Si tratta del cosiddetto concetto di "ambiguità strategica", in virtù del quale Washington si ritiene ancora oggi legittimata a fornire unilateralmente armamenti al governo dell'isola, contravvenendo di fatto al principio di 'Una sola Cina' e al Comunicato congiunto Cina-USA del 17 agosto 1982, con cui gli Stati Uniti si impegnavano a ridurre gradualmente la vendita di armamenti a Taiwan. Al di là del diritto internazionale, con l'ascesa economica di Pechino, la competizione geopolitica si è fatta sempre più serrata e Taiwan, esattamente come Hong Kong e gli arcipelaghi contesi delle Nansha (Spratly) e delle Xisha (Paracel), torna ad essere un utile strumento per innervosire il rivale e mantenere rovente il clima politico sui mari dell'Asia Orientale.
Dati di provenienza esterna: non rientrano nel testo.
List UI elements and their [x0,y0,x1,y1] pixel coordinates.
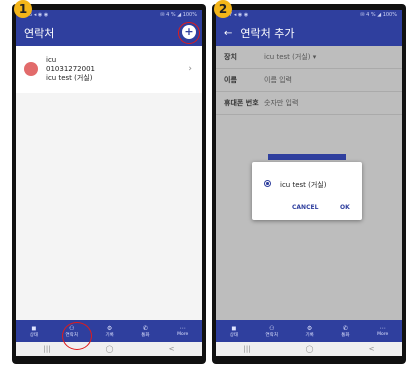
system-nav-bar: ||| ◯ < [216,342,402,356]
status-bar: 2:46 ◂ ◉ ◉ ✉ 4 % ◢ 100% [16,10,202,20]
history-icon: ⚙ [106,324,113,332]
status-right: ✉ 4 % ◢ 100% [160,12,197,18]
tab-label: 상태 [29,332,39,338]
name-input[interactable]: 이름 입력 [264,75,292,85]
contact-phone: 01031272001 [46,65,95,73]
bottom-tab-bar: ◼ 상태 ⚇ 연락처 ⚙ 기록 ✆ 통화 ⋯ More [16,320,202,342]
page-title: 연락처 추가 [240,27,295,40]
system-nav-bar: ||| ◯ < [16,342,202,356]
tab-call[interactable]: ✆ 통화 [141,325,149,338]
chevron-right-icon: › [188,64,192,74]
field-label: 장치 [224,53,237,61]
phone-icon: ✆ [342,324,348,332]
phone-field[interactable]: 휴대폰 번호 숫자만 입력 [216,92,402,115]
phone-screen-1: 2:46 ◂ ◉ ◉ ✉ 4 % ◢ 100% 연락처 + icu 010312… [12,4,206,364]
radio-selected-icon[interactable] [264,180,271,187]
contact-list-item[interactable]: icu 01031272001 icu test (거실) › [16,46,202,93]
tab-status[interactable]: ◼ 상태 [30,325,38,338]
step-badge-1: 1 [14,0,32,18]
avatar [24,62,38,76]
phone-screen-2: 2:47 ◂ ◉ ◉ ✉ 4 % ◢ 100% ← 연락처 추가 장치 icu t… [212,4,406,364]
status-right: ✉ 4 % ◢ 100% [360,12,397,18]
home-button[interactable]: ◯ [106,345,114,353]
contact-name: icu [46,56,57,64]
name-field[interactable]: 이름 이름 입력 [216,69,402,92]
ok-button[interactable]: OK [340,204,350,211]
back-arrow-icon[interactable]: ← [224,28,232,39]
tab-label: 통화 [141,332,150,338]
contacts-screen: 2:46 ◂ ◉ ◉ ✉ 4 % ◢ 100% 연락처 + icu 010312… [16,10,202,356]
tab-history[interactable]: ⚙ 기록 [105,325,113,338]
back-button[interactable]: < [169,345,175,353]
phone-input[interactable]: 숫자만 입력 [264,98,298,108]
phone-icon: ✆ [142,324,148,332]
field-label: 이름 [224,76,237,84]
bottom-tab-bar: ◼ 상태 ⚇ 연락처 ⚙ 기록 ✆ 통화 ⋯ More [216,320,402,342]
tab-label: 연락처 [265,332,278,338]
contact-device: icu test (거실) [46,74,93,82]
recents-button[interactable]: ||| [244,345,251,353]
status-icon: ◼ [31,324,37,332]
tab-label: More [377,332,389,337]
field-label: 휴대폰 번호 [224,99,259,107]
device-field[interactable]: 장치 icu test (거실) ▾ [216,46,402,69]
app-bar: 연락처 + [16,20,202,46]
highlight-contacts-tab [62,322,92,350]
cancel-button[interactable]: CANCEL [292,204,318,211]
tab-label: 상태 [229,332,239,338]
tab-label: 기록 [305,332,314,338]
tab-more[interactable]: ⋯ More [177,325,188,337]
tab-label: 통화 [341,332,350,338]
tab-history[interactable]: ⚙ 기록 [305,325,313,338]
add-contact-screen: 2:47 ◂ ◉ ◉ ✉ 4 % ◢ 100% ← 연락처 추가 장치 icu t… [216,10,402,356]
more-icon: ⋯ [379,325,386,332]
tab-status[interactable]: ◼ 상태 [230,325,238,338]
app-bar: ← 연락처 추가 [216,20,402,46]
contacts-icon: ⚇ [269,324,275,332]
tab-contacts[interactable]: ⚇ 연락처 [266,325,278,338]
status-bar: 2:47 ◂ ◉ ◉ ✉ 4 % ◢ 100% [216,10,402,20]
tab-more[interactable]: ⋯ More [377,325,388,337]
device-select[interactable]: icu test (거실) ▾ [264,52,316,62]
save-button-partial[interactable] [268,154,346,160]
status-icon: ◼ [231,324,237,332]
tab-label: 기록 [105,332,114,338]
tab-call[interactable]: ✆ 통화 [341,325,349,338]
tab-label: More [177,332,189,337]
device-select-dialog: icu test (거실) CANCEL OK [252,162,362,220]
history-icon: ⚙ [306,324,313,332]
back-button[interactable]: < [369,345,375,353]
more-icon: ⋯ [179,325,186,332]
highlight-add-button [178,22,200,44]
dialog-option[interactable]: icu test (거실) [280,180,326,190]
step-badge-2: 2 [214,0,232,18]
recents-button[interactable]: ||| [44,345,51,353]
page-title: 연락처 [24,27,55,40]
home-button[interactable]: ◯ [306,345,314,353]
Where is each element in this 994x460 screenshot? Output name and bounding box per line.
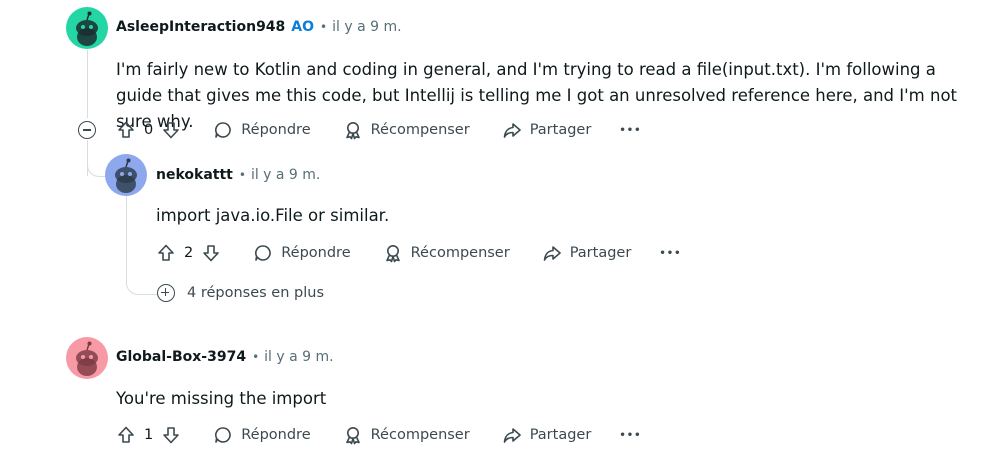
share-arrow-icon <box>502 425 522 445</box>
more-options-button[interactable]: ••• <box>659 248 681 259</box>
downvote-arrow-icon[interactable] <box>161 120 181 140</box>
speech-bubble-icon <box>213 425 233 445</box>
share-arrow-icon <box>502 120 522 140</box>
author-name[interactable]: nekokattt <box>156 167 233 183</box>
more-options-button[interactable]: ••• <box>619 125 641 136</box>
award-ribbon-icon <box>343 120 363 140</box>
avatar[interactable] <box>105 154 147 196</box>
comment-actions: 0 Répondre Récompenser Partager ••• <box>116 120 642 140</box>
separator-dot: • <box>238 168 246 182</box>
more-replies-connector <box>126 258 157 295</box>
author-name[interactable]: AsleepInteraction948 <box>116 19 285 35</box>
upvote-arrow-icon[interactable] <box>116 120 136 140</box>
avatar[interactable] <box>66 7 108 49</box>
share-label: Partager <box>569 245 632 261</box>
vote-count: 2 <box>184 245 194 261</box>
award-label: Récompenser <box>410 245 510 261</box>
snoo-avatar-icon <box>66 337 108 379</box>
comment-actions: 1 Répondre Récompenser Partager ••• <box>116 425 642 445</box>
author-name[interactable]: Global-Box-3974 <box>116 349 246 365</box>
snoo-avatar-icon <box>105 154 147 196</box>
award-button[interactable]: Récompenser <box>343 120 470 140</box>
share-button[interactable]: Partager <box>542 243 632 263</box>
separator-dot: • <box>252 350 260 364</box>
upvote-arrow-icon[interactable] <box>116 425 136 445</box>
reply-label: Répondre <box>281 245 351 261</box>
downvote-arrow-icon[interactable] <box>201 243 221 263</box>
comment-body: You're missing the import <box>116 389 327 408</box>
reply-label: Répondre <box>241 427 311 443</box>
award-label: Récompenser <box>370 122 470 138</box>
vote-count: 0 <box>144 122 154 138</box>
award-button[interactable]: Récompenser <box>343 425 470 445</box>
share-button[interactable]: Partager <box>502 120 592 140</box>
vote-count: 1 <box>144 427 154 443</box>
plus-circle-icon <box>157 284 175 302</box>
award-button[interactable]: Récompenser <box>383 243 510 263</box>
timestamp[interactable]: il y a 9 m. <box>264 349 333 365</box>
thread-line-main <box>87 50 88 118</box>
snoo-avatar-icon <box>66 7 108 49</box>
vote-group: 2 <box>156 243 221 263</box>
op-badge: AO <box>291 19 315 35</box>
speech-bubble-icon <box>213 120 233 140</box>
vote-group: 0 <box>116 120 181 140</box>
minus-circle-icon[interactable] <box>78 121 96 139</box>
reply-label: Répondre <box>241 122 311 138</box>
timestamp[interactable]: il y a 9 m. <box>251 167 320 183</box>
separator-dot: • <box>320 20 328 34</box>
reply-button[interactable]: Répondre <box>253 243 351 263</box>
more-options-button[interactable]: ••• <box>619 430 641 441</box>
award-label: Récompenser <box>370 427 470 443</box>
reply-button[interactable]: Répondre <box>213 120 311 140</box>
share-label: Partager <box>529 122 592 138</box>
speech-bubble-icon <box>253 243 273 263</box>
share-label: Partager <box>529 427 592 443</box>
more-replies-label: 4 réponses en plus <box>187 285 324 301</box>
comment-body: import java.io.File or similar. <box>156 206 390 225</box>
comment-meta: Global-Box-3974 • il y a 9 m. <box>116 349 334 365</box>
downvote-arrow-icon[interactable] <box>161 425 181 445</box>
award-ribbon-icon <box>343 425 363 445</box>
comment-meta: nekokattt • il y a 9 m. <box>156 167 320 183</box>
award-ribbon-icon <box>383 243 403 263</box>
more-replies-link[interactable]: 4 réponses en plus <box>157 284 324 302</box>
share-arrow-icon <box>542 243 562 263</box>
reply-button[interactable]: Répondre <box>213 425 311 445</box>
vote-group: 1 <box>116 425 181 445</box>
comment-actions: 2 Répondre Récompenser Partager ••• <box>156 243 682 263</box>
comment-meta: AsleepInteraction948 AO • il y a 9 m. <box>116 19 402 35</box>
timestamp[interactable]: il y a 9 m. <box>332 19 401 35</box>
avatar[interactable] <box>66 337 108 379</box>
upvote-arrow-icon[interactable] <box>156 243 176 263</box>
share-button[interactable]: Partager <box>502 425 592 445</box>
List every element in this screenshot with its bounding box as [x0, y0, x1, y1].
Le tensioni sono ulteriormente aumentate da quando, nel 2016, il governo taiwanese è passato in mano alla Coalizione Pan-Verde (centro-sinistra), guidata dal Partito Democratico Progressista di Tsai Ing-wen, nato proprio durante la fase di democratizzazione di Taiwan nella seconda metà degli anni Ottanta ed orientato verso posizioni più o meno apertamente indipendentiste, che rivendicano l'esistenza di un'identità locale ritenuta diversa e separata da quella della Cina continentale. Nel corso degli anni, in virtù della piattaforma di dialogo stabilita all'inizio degli anni Novanta (Consensus 1992), il nuovo e più moderato Kuomintang, alla guida della Coalizione Pan-Blu (centro-destra), ha invece assunto un approccio più realista e orientato al dialogo con Pechino sulla base della comunanza etnica, linguistica e culturale tra le due sponde dello Stretto.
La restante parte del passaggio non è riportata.